Certaines sont moins des nouveautés que des confirmations. Ainsi, le Comité économique et social estime qu'une politique européenne en matière de marchés publics de travaux devrait renforcer le concept du « mieux-disant ».
Autre confirmation : le comité se rallie à l'analyse désormais classique selon laquelle le faible nombre de marchés attribués à des entreprises originaires d'un autre Etat que celui du lieu du chantier s'explique moins par une mauvaise application des directives « marchés publics » que par des facteurs externes.
Par « facteurs externes », comme les appelle pudiquement le Comité européen, il faut entendre la méconnaissance des habitudes locales, les surcoûts liés à l'éloignement du chantier (qui ont vite fait d'annihiler une marge déjà très faible a priori...), le risque monétaire (dans l'attente de la monnaie unique), sans parler de la barrière de la langue. Bref, le réalisme conduit à dire que, pour remporter un appel d'offres, mieux vaut être le régional de l'étape.

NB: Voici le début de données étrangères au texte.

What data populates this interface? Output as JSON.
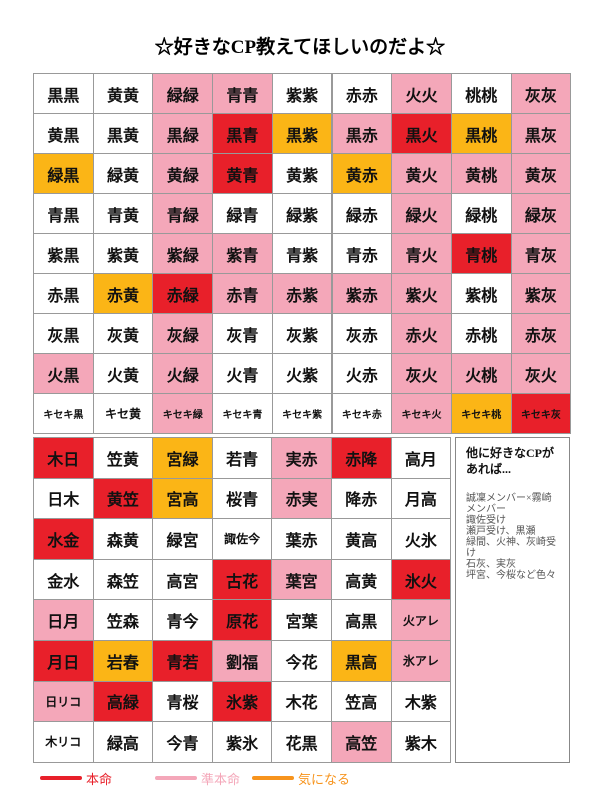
{
  "title": "☆好きなCP教えてほしいのだよ☆",
  "legend": [
    {
      "label": "本命",
      "color": "#e8202a"
    },
    {
      "label": "準本命",
      "color": "#f4a7b9"
    },
    {
      "label": "気になる",
      "color": "#f7941d"
    }
  ],
  "grid1": {
    "rows": [
      [
        {
          "text": "黒黒"
        },
        {
          "text": "黄黄"
        },
        {
          "text": "緑緑",
          "color": "#f4a7b9"
        },
        {
          "text": "青青",
          "color": "#f4a7b9"
        },
        {
          "text": "紫紫"
        },
        {
          "text": "赤赤"
        },
        {
          "text": "火火",
          "color": "#f4a7b9"
        },
        {
          "text": "桃桃"
        },
        {
          "text": "灰灰",
          "color": "#f4a7b9"
        }
      ],
      [
        {
          "text": "黄黒"
        },
        {
          "text": "黒黄"
        },
        {
          "text": "黒緑",
          "color": "#f4a7b9"
        },
        {
          "text": "黒青",
          "color": "#e8202a"
        },
        {
          "text": "黒紫",
          "color": "#fbb516"
        },
        {
          "text": "黒赤",
          "color": "#f4a7b9"
        },
        {
          "text": "黒火",
          "color": "#e8202a"
        },
        {
          "text": "黒桃",
          "color": "#fbb516"
        },
        {
          "text": "黒灰",
          "color": "#f4a7b9"
        }
      ],
      [
        {
          "text": "緑黒",
          "color": "#fbb516"
        },
        {
          "text": "緑黄"
        },
        {
          "text": "黄緑",
          "color": "#f4a7b9"
        },
        {
          "text": "黄青",
          "color": "#e8202a"
        },
        {
          "text": "黄紫"
        },
        {
          "text": "黄赤",
          "color": "#fbb516"
        },
        {
          "text": "黄火",
          "color": "#f4a7b9"
        },
        {
          "text": "黄桃",
          "color": "#f4a7b9"
        },
        {
          "text": "黄灰",
          "color": "#f4a7b9"
        }
      ],
      [
        {
          "text": "青黒"
        },
        {
          "text": "青黄"
        },
        {
          "text": "青緑",
          "color": "#f4a7b9"
        },
        {
          "text": "緑青"
        },
        {
          "text": "緑紫"
        },
        {
          "text": "緑赤"
        },
        {
          "text": "緑火",
          "color": "#f4a7b9"
        },
        {
          "text": "緑桃"
        },
        {
          "text": "緑灰",
          "color": "#f4a7b9"
        }
      ],
      [
        {
          "text": "紫黒"
        },
        {
          "text": "紫黄"
        },
        {
          "text": "紫緑",
          "color": "#f4a7b9"
        },
        {
          "text": "紫青",
          "color": "#f4a7b9"
        },
        {
          "text": "青紫"
        },
        {
          "text": "青赤"
        },
        {
          "text": "青火",
          "color": "#f4a7b9"
        },
        {
          "text": "青桃",
          "color": "#e8202a"
        },
        {
          "text": "青灰",
          "color": "#f4a7b9"
        }
      ],
      [
        {
          "text": "赤黒"
        },
        {
          "text": "赤黄",
          "color": "#fbb516"
        },
        {
          "text": "赤緑",
          "color": "#e8202a"
        },
        {
          "text": "赤青",
          "color": "#f4a7b9"
        },
        {
          "text": "赤紫",
          "color": "#f4a7b9"
        },
        {
          "text": "紫赤",
          "color": "#f4a7b9"
        },
        {
          "text": "紫火",
          "color": "#f4a7b9"
        },
        {
          "text": "紫桃"
        },
        {
          "text": "紫灰",
          "color": "#f4a7b9"
        }
      ],
      [
        {
          "text": "灰黒"
        },
        {
          "text": "灰黄"
        },
        {
          "text": "灰緑",
          "color": "#f4a7b9"
        },
        {
          "text": "灰青"
        },
        {
          "text": "灰紫"
        },
        {
          "text": "灰赤"
        },
        {
          "text": "赤火",
          "color": "#f4a7b9"
        },
        {
          "text": "赤桃"
        },
        {
          "text": "赤灰",
          "color": "#f4a7b9"
        }
      ],
      [
        {
          "text": "火黒",
          "color": "#f4a7b9"
        },
        {
          "text": "火黄"
        },
        {
          "text": "火緑",
          "color": "#f4a7b9"
        },
        {
          "text": "火青"
        },
        {
          "text": "火紫"
        },
        {
          "text": "火赤"
        },
        {
          "text": "灰火",
          "color": "#f4a7b9"
        },
        {
          "text": "火桃",
          "color": "#f4a7b9"
        },
        {
          "text": "灰火",
          "color": "#f4a7b9"
        }
      ],
      [
        {
          "text": "キセキ黒"
        },
        {
          "text": "キセ黄"
        },
        {
          "text": "キセキ緑",
          "color": "#f4a7b9"
        },
        {
          "text": "キセキ青"
        },
        {
          "text": "キセキ紫"
        },
        {
          "text": "キセキ赤"
        },
        {
          "text": "キセキ火",
          "color": "#f4a7b9"
        },
        {
          "text": "キセキ桃",
          "color": "#fbb516"
        },
        {
          "text": "キセキ灰",
          "color": "#e8202a"
        }
      ]
    ]
  },
  "grid2": {
    "rows": [
      [
        {
          "text": "木日",
          "color": "#e8202a"
        },
        {
          "text": "笠黄"
        },
        {
          "text": "宮緑",
          "color": "#fbb516"
        },
        {
          "text": "若青"
        },
        {
          "text": "実赤",
          "color": "#f4a7b9"
        },
        {
          "text": "赤降",
          "color": "#e8202a"
        },
        {
          "text": "高月"
        }
      ],
      [
        {
          "text": "日木"
        },
        {
          "text": "黄笠",
          "color": "#e8202a"
        },
        {
          "text": "宮高",
          "color": "#fbb516"
        },
        {
          "text": "桜青"
        },
        {
          "text": "赤実",
          "color": "#f4a7b9"
        },
        {
          "text": "降赤"
        },
        {
          "text": "月高"
        }
      ],
      [
        {
          "text": "水金",
          "color": "#e8202a"
        },
        {
          "text": "森黄"
        },
        {
          "text": "緑宮"
        },
        {
          "text": "諏佐今"
        },
        {
          "text": "葉赤"
        },
        {
          "text": "黄高"
        },
        {
          "text": "火氷"
        }
      ],
      [
        {
          "text": "金水"
        },
        {
          "text": "森笠"
        },
        {
          "text": "高宮"
        },
        {
          "text": "古花",
          "color": "#e8202a"
        },
        {
          "text": "葉宮",
          "color": "#f4a7b9"
        },
        {
          "text": "高黄"
        },
        {
          "text": "氷火",
          "color": "#e8202a"
        }
      ],
      [
        {
          "text": "日月",
          "color": "#f4a7b9"
        },
        {
          "text": "笠森"
        },
        {
          "text": "青今"
        },
        {
          "text": "原花",
          "color": "#e8202a"
        },
        {
          "text": "宮葉"
        },
        {
          "text": "高黒"
        },
        {
          "text": "火アレ",
          "color": "#f4a7b9"
        }
      ],
      [
        {
          "text": "月日",
          "color": "#e8202a"
        },
        {
          "text": "岩春",
          "color": "#fbb516"
        },
        {
          "text": "青若",
          "color": "#e8202a"
        },
        {
          "text": "劉福",
          "color": "#f4a7b9"
        },
        {
          "text": "今花"
        },
        {
          "text": "黒高",
          "color": "#fbb516"
        },
        {
          "text": "氷アレ",
          "color": "#f4a7b9"
        }
      ],
      [
        {
          "text": "日リコ",
          "color": "#f4a7b9"
        },
        {
          "text": "高緑",
          "color": "#e8202a"
        },
        {
          "text": "青桜"
        },
        {
          "text": "氷紫",
          "color": "#e8202a"
        },
        {
          "text": "木花"
        },
        {
          "text": "笠高"
        },
        {
          "text": "木紫"
        }
      ],
      [
        {
          "text": "木リコ"
        },
        {
          "text": "緑高"
        },
        {
          "text": "今青"
        },
        {
          "text": "紫氷"
        },
        {
          "text": "花黒"
        },
        {
          "text": "高笠",
          "color": "#f4a7b9"
        },
        {
          "text": "紫木"
        }
      ]
    ]
  },
  "note": {
    "heading": "他に好きなCPがあれば...",
    "lines": [
      "誠凜メンバー×霧崎メンバー",
      "諏佐受け",
      "瀬戸受け、黒瀬",
      "緑間、火神、灰崎受け",
      "石灰、実灰",
      "坪宮、今桜など色々"
    ]
  }
}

Vers une directive « concessions »
Plus novatrice est l'évolution des milieux européens vers une attitude nettement favorable au développement du financement privé des ouvrages publics. Disette budgétaire fait loi... Encore faut-il que, tout en respectant l'obligation fondamentale de publicité préalable, soit « sauvegardé le caractère négocié de ces contrats ». La Commission de Bruxelles est même invitée à mettre à l'étude un outil juridique adapté concernant le régime d'exécution des concessions.
Mais nul doute que, de toutes les propositions, celles relatives aux offres anormalement basses retiendront le plus l'attention. Les milieux européens partagent le constat général : ces offres ont des conséquences désastreuses pour tous (mauvaise qualité des travaux, disparition d'entreprises et d'emplois, concurrence malsaine), et une politique européenne des marchés publics « ne saurait faire abstraction de ce problème ».
Mais alors que tous les systèmes proposés en France font reposer, d'une façon ou d'une autre, la solution du problème sur une action de « police » du maître d'ouvrage, les milieux communautaires sont plus dubitatifs sur l'efficacité d'un système fondé sur la décision d'une personne (le maître d'ouvrage public) à la fois juge et partie.
Aussi, s'inspirant d'un mécanisme qui a fait ses preuves aux Etats-Unis et ailleurs, proposent-ils un système obligatoire de « bonds » garantissant la bonne fin de l'offre. L'expérience montre, en effet, que la « tierce partie avertie » qu'est l'organisme financier chargé de délivrer ce type de garantie ne prend jamais le risque de couvrir une opération proposée à un prix déraisonnable.
Mais - et c'est là que le bât blesse - pour bien fonctionner, un tel système suppose l'existence d'un réseau financier très spécialisé dans l'analyse des comptes des entreprises de BTP et des risques liés à une opération de construction.
C'est ne faire injure à personne que de dire qu'une telle condition préalable n'est sans doute pas encore remplie en France.